De Officiis Ministr 1,132.
“Os
filósofos (Ambrósio se refere a Cícero) creram que a justiça consistiria em
considerar as coisas públicas como públicas e as privadas como privadas. Mas
também esse princípio não é segundo a natureza A natureza, na verdade, doou a
todos seus dons; isso porque Deus ordenou que tudo fosse produzido para o comum
benefício de todos e que a terra fosse, de certa maneira, posse de todos. A
natureza, portanto, gerou o direito comum, a usurpação fez o direito privado”.
Expos ps CXVIII 8,22;
“O
Senhor nosso Deus quis que esta terra fosse posse comum de todos os homens e
que seus frutos fossem ministrados a todos, mas a avareza distribuiu os
direitos de propriedade. Justo é, portanto que, se te atribuis algo como
próprio daquilo que fora destinado para o uso comum de todo o gênero humano (...)
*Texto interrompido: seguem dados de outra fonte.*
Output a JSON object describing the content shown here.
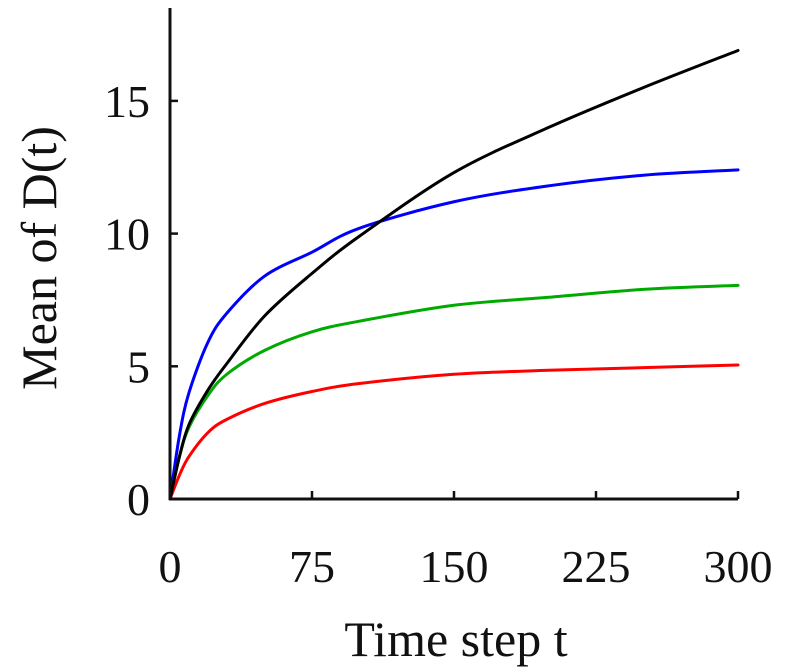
{
  "chart_data": {
    "type": "line",
    "xlabel": "Time step t",
    "ylabel": "Mean of D(t)",
    "xlim": [
      0,
      300
    ],
    "ylim": [
      0,
      18.5
    ],
    "x_ticks": [
      0,
      75,
      150,
      225,
      300
    ],
    "x_tick_labels": [
      "0",
      "75",
      "150",
      "225",
      "300"
    ],
    "y_ticks": [
      0,
      5,
      10,
      15
    ],
    "y_tick_labels": [
      "0",
      "5",
      "10",
      "15"
    ],
    "grid": false,
    "legend": "none",
    "x": [
      0,
      5,
      10,
      20,
      30,
      50,
      75,
      100,
      150,
      200,
      250,
      300
    ],
    "series": [
      {
        "color": "#000000",
        "values": [
          0,
          1.6,
          2.8,
          4.1,
          5.1,
          6.9,
          8.5,
          9.9,
          12.3,
          14.0,
          15.5,
          16.9
        ]
      },
      {
        "color": "#0000ff",
        "values": [
          0,
          2.4,
          4.0,
          5.9,
          7.0,
          8.4,
          9.3,
          10.2,
          11.2,
          11.8,
          12.2,
          12.4
        ]
      },
      {
        "color": "#00aa00",
        "values": [
          0,
          1.6,
          2.7,
          3.9,
          4.7,
          5.6,
          6.3,
          6.7,
          7.3,
          7.6,
          7.9,
          8.05
        ]
      },
      {
        "color": "#ff0000",
        "values": [
          0,
          0.9,
          1.6,
          2.5,
          3.0,
          3.6,
          4.05,
          4.35,
          4.7,
          4.85,
          4.95,
          5.05
        ]
      }
    ]
  }
}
pelo menos, com tais bens privados faças esmolas aos pobres, diante dos quais,
tens obrigações de consórcio (...)”.”
“No
livro Basílio de Cesaréia (Paulus, São
Paulo, 1999, pp. 26-37) há textos de São Basílio ensinando que o direito de
propriedade (dos bens), previsto pela Igreja, refere-se apenas a uma quantidade
(o controle desses bens), cuja medida é a necessidade de cada um para uma vida
digna. (...)
Vejamos
o texto de São Basílio:
A generosidade de Deus
Eis
quanto provém de Deus: fertilidade do solo, condições atmosféricas propícias,
abundância das sementes, a ajuda dos bois e outros elementos que contribuem
para o incremento da agricultura. E da parte do homem? Dureza de coração,
misantropia e avareza: é dessa maneira que o homem agradece ao próprio
benfeitor. Não se recordou da comunhão de natureza, não pensou que precisava
dividir o supérfluo entre os indigentes, não levou em conta o mandamento: “Não
negues um benefício ao necessitado” (Pr 3,27). “A caridade e a confiança não te
abandonem” (Pr 3,3). “Reparte o pão com o faminto” (Is 58,7). Permaneceu surdo
ao grito de todos os profetas e de todos os mestres. (p. 26). (...)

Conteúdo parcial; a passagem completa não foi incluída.